Their disagreements could have direct implications for refugee-receiving countries should this tension prolong the crisis, and it is now alarmingly unclear how the situation will play out. In the United Nations, Western-Russia clashes are overwhelmingly apparent. The US has vetoed the Russian-backed Security Council statement on the shelling of the Russian embassy in Damascus, and Russia (as well as China) has vetoed a French-proposed resolution on Aleppo.

A proposal has been made by the UN High Commissioner for Human Rights, Zeid Ra’ad Al Hussein, who has recommended that the UN urgently alter the veto capacities of the permanent members. He suggests that, in regards to concerns over war crimes, crimes against humanity, or genocide, this veto power should be barred.

The set-up of the Security Council, especially in regards to the veto capacities of China, France, Russia, the UK, and the US, has long been a subject of debate. The world, at present, is facing a conflict that has rocked both the Middle East and the West, and is witnessing what is arguably the worst state of US-Russia relations since the Cold War. In light of these considerations, perhaps now the United Nations will be forced to reconsider the controversial structure of the permanent members of the Security Council.
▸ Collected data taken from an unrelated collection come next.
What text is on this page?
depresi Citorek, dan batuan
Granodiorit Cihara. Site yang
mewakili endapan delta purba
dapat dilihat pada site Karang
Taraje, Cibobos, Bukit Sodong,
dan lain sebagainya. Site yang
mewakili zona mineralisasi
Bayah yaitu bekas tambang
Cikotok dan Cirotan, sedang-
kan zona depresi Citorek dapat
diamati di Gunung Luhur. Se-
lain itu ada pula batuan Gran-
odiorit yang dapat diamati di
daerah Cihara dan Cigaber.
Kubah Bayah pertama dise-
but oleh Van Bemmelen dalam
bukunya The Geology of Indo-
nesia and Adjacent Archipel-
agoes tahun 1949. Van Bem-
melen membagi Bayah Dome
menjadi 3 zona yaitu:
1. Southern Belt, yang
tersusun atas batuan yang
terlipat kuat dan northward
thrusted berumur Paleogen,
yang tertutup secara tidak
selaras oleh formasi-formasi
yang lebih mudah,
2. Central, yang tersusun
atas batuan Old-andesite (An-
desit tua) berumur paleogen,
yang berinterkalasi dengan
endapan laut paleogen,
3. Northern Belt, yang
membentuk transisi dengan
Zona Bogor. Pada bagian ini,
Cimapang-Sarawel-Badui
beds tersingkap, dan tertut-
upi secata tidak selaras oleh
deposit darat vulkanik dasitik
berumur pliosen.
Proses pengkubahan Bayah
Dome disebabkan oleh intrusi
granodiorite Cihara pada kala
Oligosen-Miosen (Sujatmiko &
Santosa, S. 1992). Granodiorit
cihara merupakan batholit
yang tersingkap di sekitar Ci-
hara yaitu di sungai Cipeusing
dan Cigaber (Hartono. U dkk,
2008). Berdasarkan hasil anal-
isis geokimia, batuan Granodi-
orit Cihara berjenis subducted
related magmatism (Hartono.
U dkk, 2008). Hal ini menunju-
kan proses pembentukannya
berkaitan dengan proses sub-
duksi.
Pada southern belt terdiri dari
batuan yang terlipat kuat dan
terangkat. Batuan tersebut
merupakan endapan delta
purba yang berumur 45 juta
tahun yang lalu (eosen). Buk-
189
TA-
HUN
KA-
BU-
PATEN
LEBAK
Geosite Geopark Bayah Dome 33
A positive, stable relationship between the USA and Russia is fundamental to a functioning global system that is suited to solve world conflicts. The interdependency between states today relies on collective problem solving, and both countries have made commitments as partners to the OSCE to work toward efficient crisis management and to maintain European security, which is deteriorating as a result of these inflamed tensions. In the meantime, the NHC will continue to follow the relationship between the two power blocs closely.